On Wednesday night, the Montpelier City Council voted unanimously to de-criminalize emergency camping on public property in the city.
The policy acknowledges that, because of a lack of affordable housing and shelter bed, some people have no choice but to camp outdoors. It also states that it’s not a long-term solution to homelessness, but a short-term measure to help the city navigate an immediate crisis of affordable housing.
Montpelier city employees who find an encampment on public land must notify, via email, several city departments, including the police and City Manager Bill Fraser’s office, to determine how to respond. If a camp is in a high-sensitivity area, everyone will be asked to move within 24 hours and be connected with overnight shelters at no charge. After 24 hours, camps are subject to removal by city staff.
During a meeting Tuesday night, the Montpelier Parks Commission asked for some changes to the policy before council approval. Assistant City Manager Cameron Niedermayer said those requests included “making sure that we add the Parks Commission on the list of city staff and Conservation Commission, asking if they could weigh in on any decisions.”

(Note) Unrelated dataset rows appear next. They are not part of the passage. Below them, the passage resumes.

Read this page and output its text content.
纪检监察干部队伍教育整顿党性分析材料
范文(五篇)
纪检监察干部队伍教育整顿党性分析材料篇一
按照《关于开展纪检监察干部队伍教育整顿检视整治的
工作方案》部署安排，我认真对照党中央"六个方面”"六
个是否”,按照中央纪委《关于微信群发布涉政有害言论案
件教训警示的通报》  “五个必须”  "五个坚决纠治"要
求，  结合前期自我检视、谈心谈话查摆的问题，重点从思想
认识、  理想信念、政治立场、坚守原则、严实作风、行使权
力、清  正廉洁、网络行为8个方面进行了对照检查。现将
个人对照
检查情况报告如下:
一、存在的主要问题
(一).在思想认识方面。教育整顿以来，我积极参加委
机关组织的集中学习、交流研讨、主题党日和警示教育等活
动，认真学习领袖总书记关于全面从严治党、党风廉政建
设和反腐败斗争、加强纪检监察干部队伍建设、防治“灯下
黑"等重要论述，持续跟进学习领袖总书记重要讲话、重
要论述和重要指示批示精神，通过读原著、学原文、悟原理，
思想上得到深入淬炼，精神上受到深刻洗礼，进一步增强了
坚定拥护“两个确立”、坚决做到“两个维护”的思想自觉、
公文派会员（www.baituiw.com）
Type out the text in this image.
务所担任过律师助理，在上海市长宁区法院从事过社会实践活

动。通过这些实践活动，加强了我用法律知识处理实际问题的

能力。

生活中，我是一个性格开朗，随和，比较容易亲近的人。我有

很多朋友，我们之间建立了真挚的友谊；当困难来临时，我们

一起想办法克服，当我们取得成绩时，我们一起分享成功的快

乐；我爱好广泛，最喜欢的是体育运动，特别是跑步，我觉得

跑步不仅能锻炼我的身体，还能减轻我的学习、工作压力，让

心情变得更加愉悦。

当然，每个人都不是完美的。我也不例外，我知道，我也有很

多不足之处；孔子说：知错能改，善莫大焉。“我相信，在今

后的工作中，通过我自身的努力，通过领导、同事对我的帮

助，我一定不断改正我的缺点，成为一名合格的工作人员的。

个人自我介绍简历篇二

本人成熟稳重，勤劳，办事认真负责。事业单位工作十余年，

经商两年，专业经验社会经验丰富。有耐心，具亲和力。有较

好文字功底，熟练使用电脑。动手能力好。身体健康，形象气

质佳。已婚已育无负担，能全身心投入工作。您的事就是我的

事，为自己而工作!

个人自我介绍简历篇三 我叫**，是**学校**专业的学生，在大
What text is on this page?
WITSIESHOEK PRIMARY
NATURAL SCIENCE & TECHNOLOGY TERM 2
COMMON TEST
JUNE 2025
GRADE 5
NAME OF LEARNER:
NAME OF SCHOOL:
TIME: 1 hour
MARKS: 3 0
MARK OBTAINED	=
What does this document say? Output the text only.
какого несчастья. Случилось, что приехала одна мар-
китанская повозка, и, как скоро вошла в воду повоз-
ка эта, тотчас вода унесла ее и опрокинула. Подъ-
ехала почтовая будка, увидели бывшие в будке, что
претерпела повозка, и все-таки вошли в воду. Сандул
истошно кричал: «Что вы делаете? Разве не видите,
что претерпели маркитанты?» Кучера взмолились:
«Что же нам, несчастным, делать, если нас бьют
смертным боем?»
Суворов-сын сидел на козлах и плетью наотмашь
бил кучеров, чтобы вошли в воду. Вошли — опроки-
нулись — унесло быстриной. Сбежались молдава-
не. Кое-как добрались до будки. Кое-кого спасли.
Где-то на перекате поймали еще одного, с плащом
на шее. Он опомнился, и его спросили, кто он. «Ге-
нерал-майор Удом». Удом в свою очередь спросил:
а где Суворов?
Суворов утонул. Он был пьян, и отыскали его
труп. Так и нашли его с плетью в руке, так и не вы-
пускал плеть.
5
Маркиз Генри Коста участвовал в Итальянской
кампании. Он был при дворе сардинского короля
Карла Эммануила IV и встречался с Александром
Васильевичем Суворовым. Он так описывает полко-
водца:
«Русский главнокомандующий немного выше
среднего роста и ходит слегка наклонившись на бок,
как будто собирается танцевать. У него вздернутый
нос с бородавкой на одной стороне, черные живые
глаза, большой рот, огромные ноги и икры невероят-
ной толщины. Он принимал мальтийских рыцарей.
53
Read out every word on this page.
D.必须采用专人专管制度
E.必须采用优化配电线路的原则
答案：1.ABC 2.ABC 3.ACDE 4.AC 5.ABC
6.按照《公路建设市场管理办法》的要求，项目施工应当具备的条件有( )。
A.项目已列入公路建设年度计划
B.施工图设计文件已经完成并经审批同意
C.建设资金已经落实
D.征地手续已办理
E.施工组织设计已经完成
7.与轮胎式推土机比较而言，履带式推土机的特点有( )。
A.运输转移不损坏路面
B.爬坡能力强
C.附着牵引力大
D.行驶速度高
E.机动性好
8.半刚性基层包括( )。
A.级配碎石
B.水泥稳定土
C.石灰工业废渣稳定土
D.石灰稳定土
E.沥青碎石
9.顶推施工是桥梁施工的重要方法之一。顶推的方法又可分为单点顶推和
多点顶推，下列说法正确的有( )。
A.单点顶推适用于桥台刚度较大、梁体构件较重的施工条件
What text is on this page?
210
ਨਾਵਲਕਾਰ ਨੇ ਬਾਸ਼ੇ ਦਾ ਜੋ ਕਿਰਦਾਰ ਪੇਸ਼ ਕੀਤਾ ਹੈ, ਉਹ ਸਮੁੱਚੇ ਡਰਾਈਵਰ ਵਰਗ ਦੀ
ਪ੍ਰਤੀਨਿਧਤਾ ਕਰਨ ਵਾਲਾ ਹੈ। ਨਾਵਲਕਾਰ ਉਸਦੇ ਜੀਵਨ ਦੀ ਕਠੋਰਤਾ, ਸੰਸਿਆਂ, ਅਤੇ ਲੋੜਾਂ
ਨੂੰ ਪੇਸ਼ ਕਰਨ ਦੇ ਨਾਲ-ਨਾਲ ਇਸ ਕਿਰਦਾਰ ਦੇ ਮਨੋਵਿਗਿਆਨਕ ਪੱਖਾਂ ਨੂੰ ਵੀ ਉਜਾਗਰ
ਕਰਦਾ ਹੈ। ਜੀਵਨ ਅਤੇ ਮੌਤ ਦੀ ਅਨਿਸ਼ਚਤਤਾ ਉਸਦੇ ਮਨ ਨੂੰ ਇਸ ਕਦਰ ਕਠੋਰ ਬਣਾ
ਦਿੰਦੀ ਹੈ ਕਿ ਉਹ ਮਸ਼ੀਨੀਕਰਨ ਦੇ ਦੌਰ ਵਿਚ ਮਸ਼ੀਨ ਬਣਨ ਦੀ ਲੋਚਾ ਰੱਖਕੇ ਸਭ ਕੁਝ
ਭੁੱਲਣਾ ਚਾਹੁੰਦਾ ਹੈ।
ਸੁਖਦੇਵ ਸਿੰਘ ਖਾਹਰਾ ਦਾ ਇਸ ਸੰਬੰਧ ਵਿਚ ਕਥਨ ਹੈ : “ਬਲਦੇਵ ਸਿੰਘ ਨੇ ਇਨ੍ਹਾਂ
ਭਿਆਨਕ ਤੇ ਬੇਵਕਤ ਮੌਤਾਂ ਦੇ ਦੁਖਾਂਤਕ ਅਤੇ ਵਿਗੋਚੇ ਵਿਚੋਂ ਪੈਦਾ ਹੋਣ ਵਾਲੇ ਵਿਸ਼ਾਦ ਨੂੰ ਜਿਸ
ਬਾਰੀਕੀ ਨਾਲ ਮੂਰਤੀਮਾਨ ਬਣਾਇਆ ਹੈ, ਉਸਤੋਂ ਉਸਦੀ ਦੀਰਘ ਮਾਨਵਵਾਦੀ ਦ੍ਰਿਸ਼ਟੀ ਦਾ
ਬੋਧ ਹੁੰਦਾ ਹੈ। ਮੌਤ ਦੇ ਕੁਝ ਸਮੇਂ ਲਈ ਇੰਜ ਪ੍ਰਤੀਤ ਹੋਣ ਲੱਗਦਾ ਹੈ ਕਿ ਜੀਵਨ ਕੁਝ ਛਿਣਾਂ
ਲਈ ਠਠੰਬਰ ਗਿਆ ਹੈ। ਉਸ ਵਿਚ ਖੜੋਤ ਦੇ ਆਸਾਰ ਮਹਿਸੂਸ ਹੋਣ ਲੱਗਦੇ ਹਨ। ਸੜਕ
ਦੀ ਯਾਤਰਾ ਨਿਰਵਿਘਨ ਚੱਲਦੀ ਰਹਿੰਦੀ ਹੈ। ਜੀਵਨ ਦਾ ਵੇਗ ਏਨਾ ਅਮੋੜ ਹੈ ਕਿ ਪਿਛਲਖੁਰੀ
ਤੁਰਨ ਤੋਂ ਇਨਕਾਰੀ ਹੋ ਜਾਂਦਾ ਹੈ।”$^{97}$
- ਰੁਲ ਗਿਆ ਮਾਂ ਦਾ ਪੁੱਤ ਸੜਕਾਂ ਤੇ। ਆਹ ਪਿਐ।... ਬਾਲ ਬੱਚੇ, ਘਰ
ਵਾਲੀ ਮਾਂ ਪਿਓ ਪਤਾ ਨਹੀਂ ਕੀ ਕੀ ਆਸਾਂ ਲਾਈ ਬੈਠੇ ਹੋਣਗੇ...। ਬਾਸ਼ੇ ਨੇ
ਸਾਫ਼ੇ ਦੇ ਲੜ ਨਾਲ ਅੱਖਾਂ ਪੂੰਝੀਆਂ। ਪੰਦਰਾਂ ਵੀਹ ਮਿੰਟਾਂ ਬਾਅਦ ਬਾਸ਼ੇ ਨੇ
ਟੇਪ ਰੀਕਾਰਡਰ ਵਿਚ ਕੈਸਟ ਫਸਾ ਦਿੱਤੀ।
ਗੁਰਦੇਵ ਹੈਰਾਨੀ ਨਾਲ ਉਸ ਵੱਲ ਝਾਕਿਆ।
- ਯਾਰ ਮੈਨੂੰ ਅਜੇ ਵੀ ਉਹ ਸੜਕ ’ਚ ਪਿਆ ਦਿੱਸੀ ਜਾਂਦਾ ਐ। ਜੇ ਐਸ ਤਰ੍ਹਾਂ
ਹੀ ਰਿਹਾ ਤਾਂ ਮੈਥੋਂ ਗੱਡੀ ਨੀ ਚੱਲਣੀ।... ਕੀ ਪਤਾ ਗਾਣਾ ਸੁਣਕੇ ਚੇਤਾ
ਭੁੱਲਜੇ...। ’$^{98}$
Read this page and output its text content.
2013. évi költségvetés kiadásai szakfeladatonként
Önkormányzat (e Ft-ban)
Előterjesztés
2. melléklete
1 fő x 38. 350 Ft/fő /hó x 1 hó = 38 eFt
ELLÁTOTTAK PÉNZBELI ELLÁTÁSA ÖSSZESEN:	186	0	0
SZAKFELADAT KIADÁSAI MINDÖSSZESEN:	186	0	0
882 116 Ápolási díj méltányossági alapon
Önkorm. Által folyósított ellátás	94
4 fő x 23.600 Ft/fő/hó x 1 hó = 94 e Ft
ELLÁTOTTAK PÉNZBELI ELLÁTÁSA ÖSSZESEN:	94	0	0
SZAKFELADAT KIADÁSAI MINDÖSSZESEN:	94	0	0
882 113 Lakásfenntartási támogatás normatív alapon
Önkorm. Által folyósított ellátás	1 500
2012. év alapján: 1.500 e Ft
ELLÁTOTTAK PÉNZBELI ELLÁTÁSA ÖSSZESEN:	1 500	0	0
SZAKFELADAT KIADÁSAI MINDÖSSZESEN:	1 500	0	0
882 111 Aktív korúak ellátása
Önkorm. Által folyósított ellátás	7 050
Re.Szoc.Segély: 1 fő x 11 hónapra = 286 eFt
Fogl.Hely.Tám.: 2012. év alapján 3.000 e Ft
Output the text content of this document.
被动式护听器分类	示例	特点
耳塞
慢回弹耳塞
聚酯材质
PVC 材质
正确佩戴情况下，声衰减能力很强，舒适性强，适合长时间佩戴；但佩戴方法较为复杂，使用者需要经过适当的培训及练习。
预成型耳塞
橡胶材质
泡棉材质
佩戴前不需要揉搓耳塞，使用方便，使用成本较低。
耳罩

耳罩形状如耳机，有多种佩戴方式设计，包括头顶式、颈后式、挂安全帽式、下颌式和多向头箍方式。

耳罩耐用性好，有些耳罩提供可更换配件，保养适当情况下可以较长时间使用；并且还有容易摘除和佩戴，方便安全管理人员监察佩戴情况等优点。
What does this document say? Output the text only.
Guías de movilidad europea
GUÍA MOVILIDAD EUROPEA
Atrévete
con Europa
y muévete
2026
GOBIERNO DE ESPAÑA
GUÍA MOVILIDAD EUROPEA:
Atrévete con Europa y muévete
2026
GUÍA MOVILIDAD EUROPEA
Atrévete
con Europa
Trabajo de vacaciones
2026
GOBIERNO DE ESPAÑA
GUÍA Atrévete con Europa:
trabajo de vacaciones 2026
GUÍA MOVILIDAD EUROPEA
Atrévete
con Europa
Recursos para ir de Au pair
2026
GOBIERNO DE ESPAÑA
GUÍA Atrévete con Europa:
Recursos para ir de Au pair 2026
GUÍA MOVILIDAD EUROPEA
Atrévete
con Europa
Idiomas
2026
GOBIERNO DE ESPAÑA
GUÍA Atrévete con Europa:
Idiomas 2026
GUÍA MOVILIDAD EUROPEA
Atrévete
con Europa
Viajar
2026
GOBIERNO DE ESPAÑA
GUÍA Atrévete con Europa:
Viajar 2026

The other councilors agreed, approving the policy with the changes the requested changes.
“The Parks Commission went from saying that camping shouldn’t be done in any park to offering these suggestions, which isn’t a full endorsement, but I think it’s a reasonable compromise,” Councilor Conor Casey said.
One man wondered if a piece of infrastructure at Burlington’s City Hall Park that serves vulnerable residents in the Queen City can be adapted to fit Montpelier.
“Burlington has constructed a public restroom facility with a water fountain, a hand-washing station and someone comes in and restocks it with toilet paper in the evenings,” Seth Collins said. “I don’t know if it’s possible here, but maybe something like that could be done.”
Mayor Anne Watson told him that Montpelier is working on developing a public restroom facility.
Steve Whitaker. a former member of the city’s Homelessness Task Force, said the new policy accomplishes the goal of letting people in emergency encampments know what they can expect. However, he said the policy is unfair to the city’s most at-risk residents.
“It creates this kind of Whack-A-Mole where the folks that are affected are unaware of the meaning, so it’s trial and error — get moved, get moved, get moved,” Whitaker said.